Overly dramatic, much? Yeah. But also, no. These teachers - these wonderful, dedicated, experienced teachers - are taking away something I love more than my own life: spending time watching and helping my children become adults. These may be only the first steps toward adulthood, but I am very conscious that those steps are steps away from me.
But I need to remind myself that this was the plan from the very beginning. From the moment I saw those two lines on the stick, my goal was to teach my children to become self-sufficient, independent adults, able to make their own choices and deal with the consequences, both positive and negative. I knew all along that my job was to lose my job. But it's very difficult to figure out when the children are ready to begin making their own decisions - and it's even more difficult to allow them to make those decisions.
This idea of allowing my children to make their own decisions and to fight their own battles came to the fore this afternoon as our whole family attended a school-wide cookout at their elementary school. The playground was open to all students, from pre-K up to 5th grade, and their families. Which meant that there was much competition for the best playground equipment: 4th graders hogging the ziplines; 2nd graders claiming the swings for half an hour at a time; pre-K kiddos literally pushing each other out of the way at the bottom of the slides. It was an education in the huge range of parenting theories and techniques that are out there. It was the law of the jungle.

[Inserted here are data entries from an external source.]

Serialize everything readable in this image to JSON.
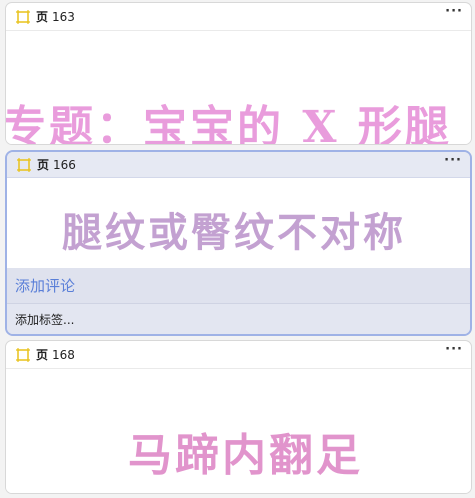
{
  "cards": [
    {
      "label": "页",
      "number": "163",
      "preview_text": "专题：宝宝的 X 形腿",
      "preview_color": "#e58bd6"
    },
    {
      "label": "页",
      "number": "166",
      "preview_text": "腿纹或臀纹不对称",
      "preview_color": "#b48ac6",
      "add_comment": "添加评论",
      "add_tag": "添加标签..."
    },
    {
      "label": "页",
      "number": "168",
      "preview_text": "马蹄内翻足",
      "preview_color": "#dc82c4"
    }
  ],
  "more_glyph": "···",
  "colors": {
    "icon": "#e8c21a",
    "accent": "#5a7fd8",
    "selected_border": "#9fb2e6"
  },
  "icons": {
    "page": "page-icon",
    "more": "more-icon"
  }
}
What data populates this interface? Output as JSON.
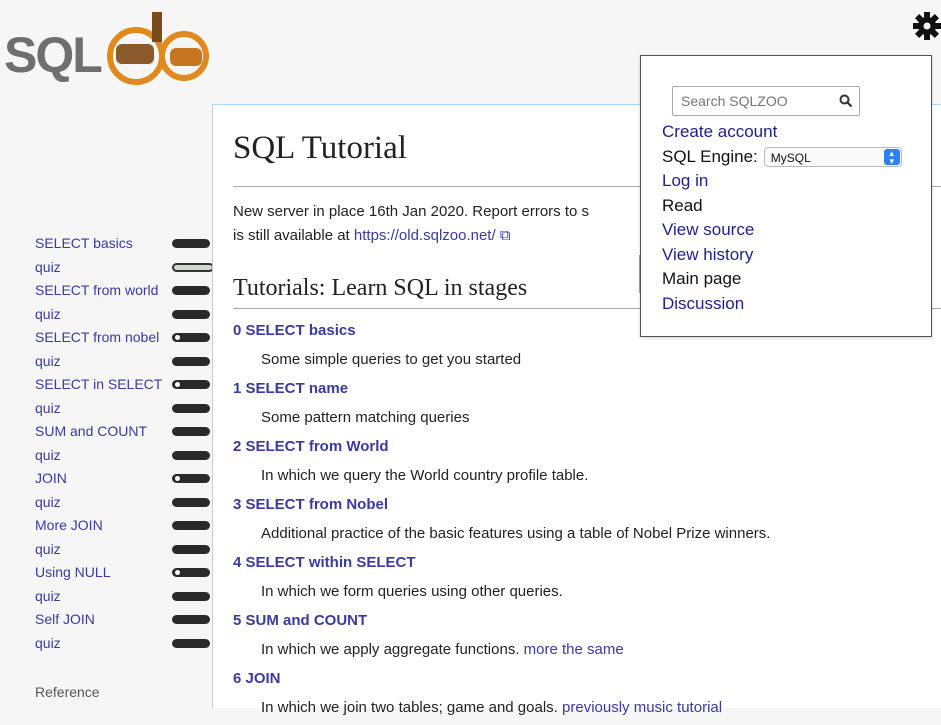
{
  "logo": {
    "text": "SQLZOO"
  },
  "sidebar": {
    "items": [
      {
        "label": "SELECT basics",
        "bar": "dark"
      },
      {
        "label": "quiz",
        "bar": "light"
      },
      {
        "label": "SELECT from world",
        "bar": "dark"
      },
      {
        "label": "quiz",
        "bar": "dark"
      },
      {
        "label": "SELECT from nobel",
        "bar": "dot"
      },
      {
        "label": "quiz",
        "bar": "dark"
      },
      {
        "label": "SELECT in SELECT",
        "bar": "dot"
      },
      {
        "label": "quiz",
        "bar": "dark"
      },
      {
        "label": "SUM and COUNT",
        "bar": "dark"
      },
      {
        "label": "quiz",
        "bar": "dark"
      },
      {
        "label": "JOIN",
        "bar": "dot"
      },
      {
        "label": "quiz",
        "bar": "dark"
      },
      {
        "label": "More JOIN",
        "bar": "dark"
      },
      {
        "label": "quiz",
        "bar": "dark"
      },
      {
        "label": "Using NULL",
        "bar": "dot"
      },
      {
        "label": "quiz",
        "bar": "dark"
      },
      {
        "label": "Self JOIN",
        "bar": "dark"
      },
      {
        "label": "quiz",
        "bar": "dark"
      }
    ],
    "reference": "Reference"
  },
  "main": {
    "title": "SQL Tutorial",
    "notice_line1": "New server in place 16th Jan 2020. Report errors to s",
    "notice_line2_prefix": "is still available at ",
    "notice_link": "https://old.sqlzoo.net/",
    "section_title": "Tutorials: Learn SQL in stages",
    "tutorials": [
      {
        "title": "0 SELECT basics",
        "desc": "Some simple queries to get you started",
        "extra": ""
      },
      {
        "title": "1 SELECT name",
        "desc": "Some pattern matching queries",
        "extra": ""
      },
      {
        "title": "2 SELECT from World",
        "desc": "In which we query the World country profile table.",
        "extra": ""
      },
      {
        "title": "3 SELECT from Nobel",
        "desc": "Additional practice of the basic features using a table of Nobel Prize winners.",
        "extra": ""
      },
      {
        "title": "4 SELECT within SELECT",
        "desc": "In which we form queries using other queries.",
        "extra": ""
      },
      {
        "title": "5 SUM and COUNT",
        "desc": "In which we apply aggregate functions. ",
        "extra": "more the same"
      },
      {
        "title": "6 JOIN",
        "desc": "In which we join two tables; game and goals. ",
        "extra": "previously music tutorial"
      }
    ]
  },
  "popup": {
    "search_placeholder": "Search SQLZOO",
    "create_account": "Create account",
    "engine_label": "SQL Engine:",
    "engine_value": "MySQL",
    "log_in": "Log in",
    "read": "Read",
    "view_source": "View source",
    "view_history": "View history",
    "main_page": "Main page",
    "discussion": "Discussion"
  }
}
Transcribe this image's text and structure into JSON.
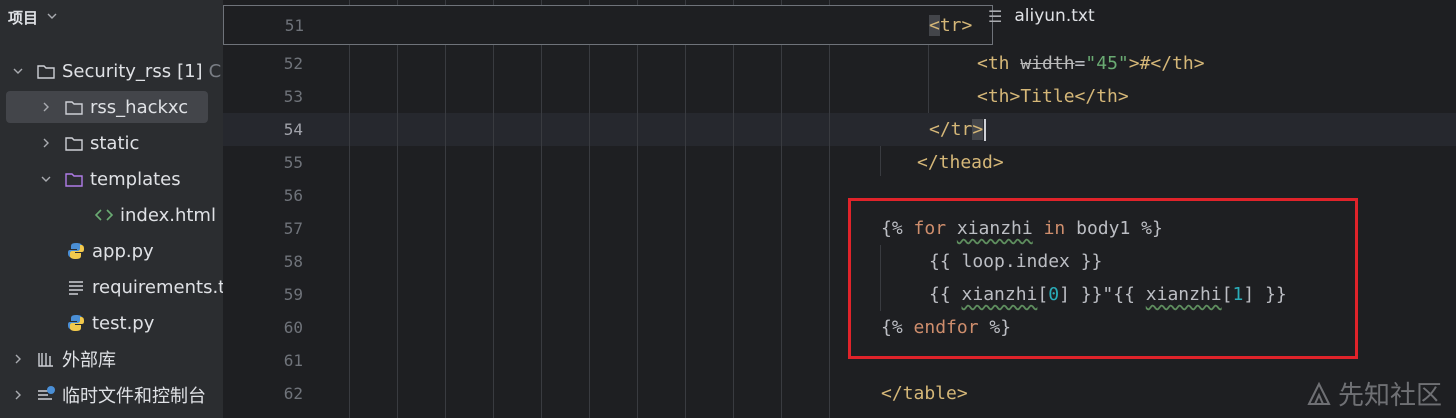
{
  "sidebar": {
    "header": "项目",
    "items": [
      {
        "label": "Security_rss",
        "suffix": "[1]",
        "extra": "C"
      },
      {
        "label": "rss_hackxc"
      },
      {
        "label": "static"
      },
      {
        "label": "templates"
      },
      {
        "label": "index.html"
      },
      {
        "label": "app.py"
      },
      {
        "label": "requirements.t"
      },
      {
        "label": "test.py"
      },
      {
        "label": "外部库"
      },
      {
        "label": "临时文件和控制台"
      }
    ]
  },
  "editor": {
    "tab_hint": "aliyun.txt",
    "line_numbers": [
      "51",
      "52",
      "53",
      "54",
      "55",
      "56",
      "57",
      "58",
      "59",
      "60",
      "61",
      "62"
    ],
    "code": {
      "l51_open": "<",
      "l51_tag": "tr",
      "l51_close": ">",
      "l52_a": "<th ",
      "l52_attr": "width",
      "l52_eq": "=",
      "l52_str": "\"45\"",
      "l52_b": ">#</th>",
      "l53": "<th>Title</th>",
      "l54_a": "</tr",
      "l54_b": ">",
      "l55": "</thead>",
      "l57_a": "{% ",
      "l57_kw1": "for",
      "l57_sp1": " ",
      "l57_var": "xianzhi",
      "l57_sp2": " ",
      "l57_kw2": "in",
      "l57_b": " body1 %}",
      "l58": "{{ loop.index }}",
      "l59_a": "{{ ",
      "l59_var1": "xianzhi",
      "l59_b": "[",
      "l59_n1": "0",
      "l59_c": "] }}\"{{ ",
      "l59_var2": "xianzhi",
      "l59_d": "[",
      "l59_n2": "1",
      "l59_e": "] }}",
      "l60_a": "{% ",
      "l60_kw": "endfor",
      "l60_b": " %}",
      "l62": "</table>"
    }
  },
  "watermark": "先知社区",
  "colors": {
    "highlight_box": "#e0232a",
    "folder_templates": "#b07ce8",
    "html_icon": "#6aab73"
  }
}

I will admit that I gave in once, when I happened to be giving my son a boost onto the zipline and another kid tried to grab the handle out of his hands. I turned my head and was literally in the kid's face. His look was a challenge; this was not a kid who was going to back down just because an adult was there. I tried to keep my mouth shut. I swear, I really did. But I suddenly I heard my own voice saying, "You know, he's been waiting in line for a turn and you just had a bunch of turns" (I neglected to add "because you shoved a bunch of smaller kids out of the way"). The kid looked me in the eye for a second, then backed off and headed off elsewhere.
Should I have let my son fight that battle? Yeah, probably. But I'm still glad he knows that I've got his back. Even if I make him fight first, I want him to know that I'm always right behind him, to push him forward if needed, to cover his retreat if he chooses, to talk through his choices after the fact and figure out how to make better choices next time. To support his choices, whatever they may be.
We're all learning, my kids and I. They're learning that they can make their own decisions, and that sometimes they're wrong, and sometimes they're right. I'm learning that making wrong decisions won't kill them. Or me. But making decisions - even wrong decisions - will give them the confidence to continue making decisions throughout their life. Making a wrong decision and surviving the consequences is one of the most important experiences a child can have. If I try to deprive my children of that experience, what kind of mom am I?
Not the kind I want to be. Not the kind I will be. At least, not the kind I'm trying my hardest to be, 5 days from now.